Your job as a Product Marketing Manager is to fill the gap that commonly exists between your sales and marketing teams. The sales team requires the proper information to sell the product, while the marketing team requires the proper information to market the product. Information that is passed from R&D or from Product Management is oftentimes too technical. This is where your skillset shines. You must be an expert in your product, your customer and the market to which your company sells. Not only that, but you are expected to translate all of the great technical features and functionality from R&D and Product Management into benefits that your customers will understand.

  1. Product Positioning and Messaging – In order for marketing and sales to do their jobs, the right message is essential. It must be unique and differentiate your product from the competition. Knowing who your buyers are, the problems they face, the benefits your product provides and why your product matters will help you craft the perfect message that will drive sales and marketing efforts.

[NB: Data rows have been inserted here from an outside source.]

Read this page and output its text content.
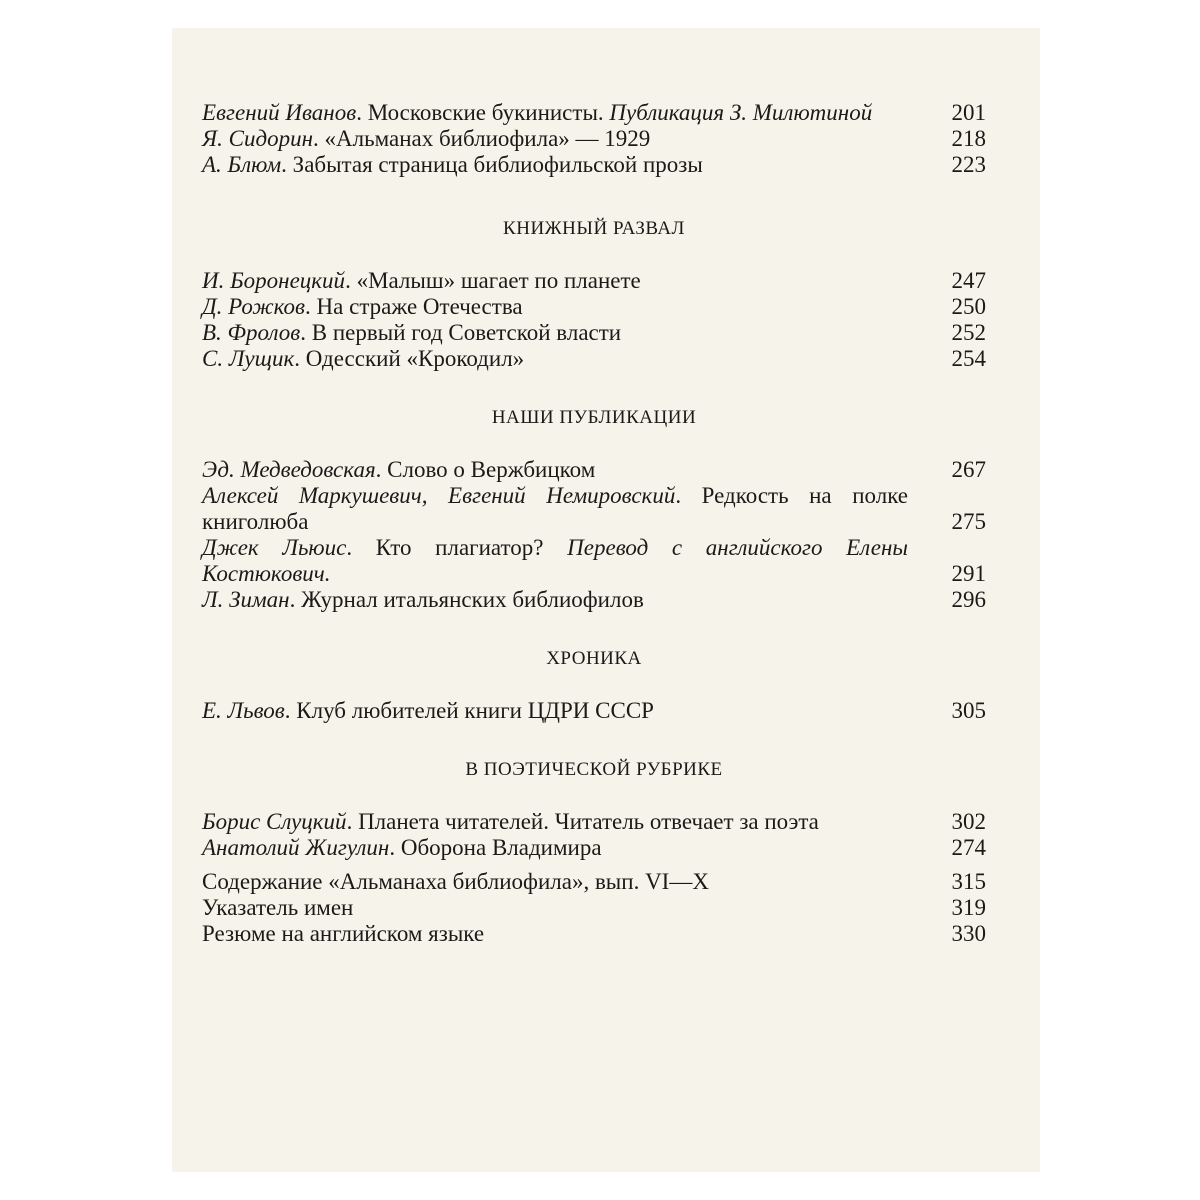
Евгений Иванов. Московские букинисты. Публикация З. Милютиной	201
Я. Сидорин. «Альманах библиофила» — 1929	218
А. Блюм. Забытая страница библиофильской прозы	223
КНИЖНЫЙ РАЗВАЛ
И. Боронецкий. «Малыш» шагает по планете	247
Д. Рожков. На страже Отечества	250
В. Фролов. В первый год Советской власти	252
С. Лущик. Одесский «Крокодил»	254
НАШИ ПУБЛИКАЦИИ
Эд. Медведовская. Слово о Вержбицком	267
Алексей Маркушевич, Евгений Немировский. Редкость на полке книголюба	275
Джек Льюис. Кто плагиатор? Перевод с английского Елены Костюкович.	291
Л. Зиман. Журнал итальянских библиофилов	296
ХРОНИКА
Е. Львов. Клуб любителей книги ЦДРИ СССР	305
В ПОЭТИЧЕСКОЙ РУБРИКЕ
Борис Слуцкий. Планета читателей. Читатель отвечает за поэта	302
Анатолий Жигулин. Оборона Владимира	274
Содержание «Альманаха библиофила», вып. VI—X	315
Указатель имен	319
Резюме на английском языке	330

  2. Sales Enablement – You can’t just give your sales team a product and tell them to “go sell.” Most of them will not be successful. In order to remain productive, a sales team needs tools and resources that help them have valuable conversations with prospective customers, including product and messaging training and content to use in the sales process. These tools may include PowerPoint presentations, videos, brochures, competitor cheat sheets and customer success stories.
  3. Product Launch – Whether it’s a brand new product or service you’re launching or an upgrade to an existing product/service, there are an endless number of moving parts. What are the new capabilities? Does it need to be tested by customers? Is there a price change? Will you deliver a press release? Is there an event to celebrate the launch? How will customers find out about it? As a product marketer you have the unique ability to not only define and project manage all of these activities, but also orchestrate people and teams who are responsible for launch tasks even though they don’t report to you.
  4. Market Intelligence – It’s essential to understand both the audience buying your product and the other products you are competing against. We all know customers are going to evaluate multiple products/services and choose the most suitable option. Their choice may be based on price, recommendation, capabilities or perceived value. The best way to gain a deep understanding of your customers is to build relationships with them and ask them how they make their decisions, what problems they are trying to solve and why they chose your product over the competition. Even better, speak with folks who you lost to the competition. Ask them why they chose the competing product or service. Gaining a holistic understanding of your customers and your competitors will give you priceless information that will help in all aspects of your work.
  5. Demand Generation – You might think that generating leads and demand for your product is the responsibility of the marketing team, but how do they know what to talk about? This is where you come in. You spend a lot of your time talking with customers, studying the competition and understand what’s hot in the market. It’s your responsibility to advise the marketing team on the right campaign topics that will educate your customers and also provide quality content to support these campaigns, such as whitepapers, eBooks, blogs and webinars.

What other responsibilities fall on your plate as a Product Marketing Manager?